Tooth Replacement. Yes, orthodontics can be a good alternative to replacing a missing tooth; however, there are a few factors that need to be considered by the orthodontist. These factors include the following: which tooth is missing, how will the teeth fit together, will the new bite affect the jaw joint, the esthetic appearance, etc. Be sure to discuss all these things with your orthodontist prior to treatment.
Yes. Sometimes you can shift to eliminate spacing or crowding. Best to talk with your restorative dentist and orthodontist.
Yes. Spaces can be closed and replacement not needed in many cases.
Sometimes it can be. Replacing a missing tooth usually has several alternatives depending on the bite, which tooth is missing, crowding, and other factors. Your general dentist and orthodontist can review your alternatives and help decide which will work best for you.
Maybe. It depends on your bite (how your top and bottom teeth meet). It would be best to be evaluated by an orthodontist in your area. Talk to your regular dentist and see who they recommend.
Most assuredly . Orthodontic treatment should be investigated as part of the diagnostic process in any complex restorative treatment program. Ask your general dentist to refer you to an orthodontist for an initial examination (usually complimentary). If orthodontics is indicated the orthodontist and the general dentist will work together to provide you with the best treatment alternatives.

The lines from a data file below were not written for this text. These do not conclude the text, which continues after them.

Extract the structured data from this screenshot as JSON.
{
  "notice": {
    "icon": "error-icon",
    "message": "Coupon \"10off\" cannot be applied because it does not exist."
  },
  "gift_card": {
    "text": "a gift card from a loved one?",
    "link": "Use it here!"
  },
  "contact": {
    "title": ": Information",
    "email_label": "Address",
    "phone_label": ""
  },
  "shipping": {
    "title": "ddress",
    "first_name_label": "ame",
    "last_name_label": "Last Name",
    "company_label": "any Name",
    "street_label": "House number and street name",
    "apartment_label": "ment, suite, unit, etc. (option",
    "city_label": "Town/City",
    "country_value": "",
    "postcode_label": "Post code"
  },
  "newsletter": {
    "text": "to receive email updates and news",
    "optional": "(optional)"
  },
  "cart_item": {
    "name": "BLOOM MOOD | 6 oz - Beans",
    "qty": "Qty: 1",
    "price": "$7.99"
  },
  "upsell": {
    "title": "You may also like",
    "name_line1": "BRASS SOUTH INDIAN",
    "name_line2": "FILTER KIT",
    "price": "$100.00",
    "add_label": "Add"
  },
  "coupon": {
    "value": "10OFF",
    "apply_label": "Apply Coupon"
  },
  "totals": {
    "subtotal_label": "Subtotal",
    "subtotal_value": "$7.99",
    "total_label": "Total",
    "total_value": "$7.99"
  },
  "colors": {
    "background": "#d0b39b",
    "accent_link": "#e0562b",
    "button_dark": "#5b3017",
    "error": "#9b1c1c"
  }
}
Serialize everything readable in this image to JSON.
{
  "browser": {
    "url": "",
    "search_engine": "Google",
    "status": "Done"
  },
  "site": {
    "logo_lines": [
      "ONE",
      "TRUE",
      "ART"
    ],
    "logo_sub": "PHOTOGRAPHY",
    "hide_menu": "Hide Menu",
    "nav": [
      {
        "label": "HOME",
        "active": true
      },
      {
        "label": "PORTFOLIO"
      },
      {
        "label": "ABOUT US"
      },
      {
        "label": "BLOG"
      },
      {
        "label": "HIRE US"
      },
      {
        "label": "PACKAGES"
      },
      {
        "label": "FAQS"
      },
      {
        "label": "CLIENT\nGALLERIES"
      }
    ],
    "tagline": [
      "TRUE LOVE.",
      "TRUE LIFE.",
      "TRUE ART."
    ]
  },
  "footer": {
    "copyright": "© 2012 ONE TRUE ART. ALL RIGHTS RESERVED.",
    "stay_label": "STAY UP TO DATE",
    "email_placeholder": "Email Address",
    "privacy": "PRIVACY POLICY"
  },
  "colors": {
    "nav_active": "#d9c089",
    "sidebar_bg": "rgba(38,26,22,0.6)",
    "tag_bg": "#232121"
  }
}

Yes. It depends upon which tooth is missing. The space can be closed by moving adjacent teeth into the space.
Yes. But, if it is an area that you can view easily, then it might look unusual because you would lose the symmetry of your smile. Please discuss this your dentist and orthodontist.
Possibly. Depending on the position of the missing tooth, sometimes the space can be closed. Please consult with an orthodontist to see if this is feasible or not as it depends on the location and type of tooth and whether you will undergo a comprehensive course of orthdontics.
Sometimes. Depending upon the space to close, orthodontics can provide an alternative. It does require less tooth structure preparation as in a bridge, but it can take a lot longer.
Sometimes. Not very frequently. The occlusion or bite is extremely complicated to maintain healthy teeth for life (75 -90 years, these days). See a prosthodontist first and see the orthodontist they work with to assess the condition and offer the best long term successful options. Most often, if all other areas are fine, replacing the tooth with an umplant and crown is the best choice. See the experts.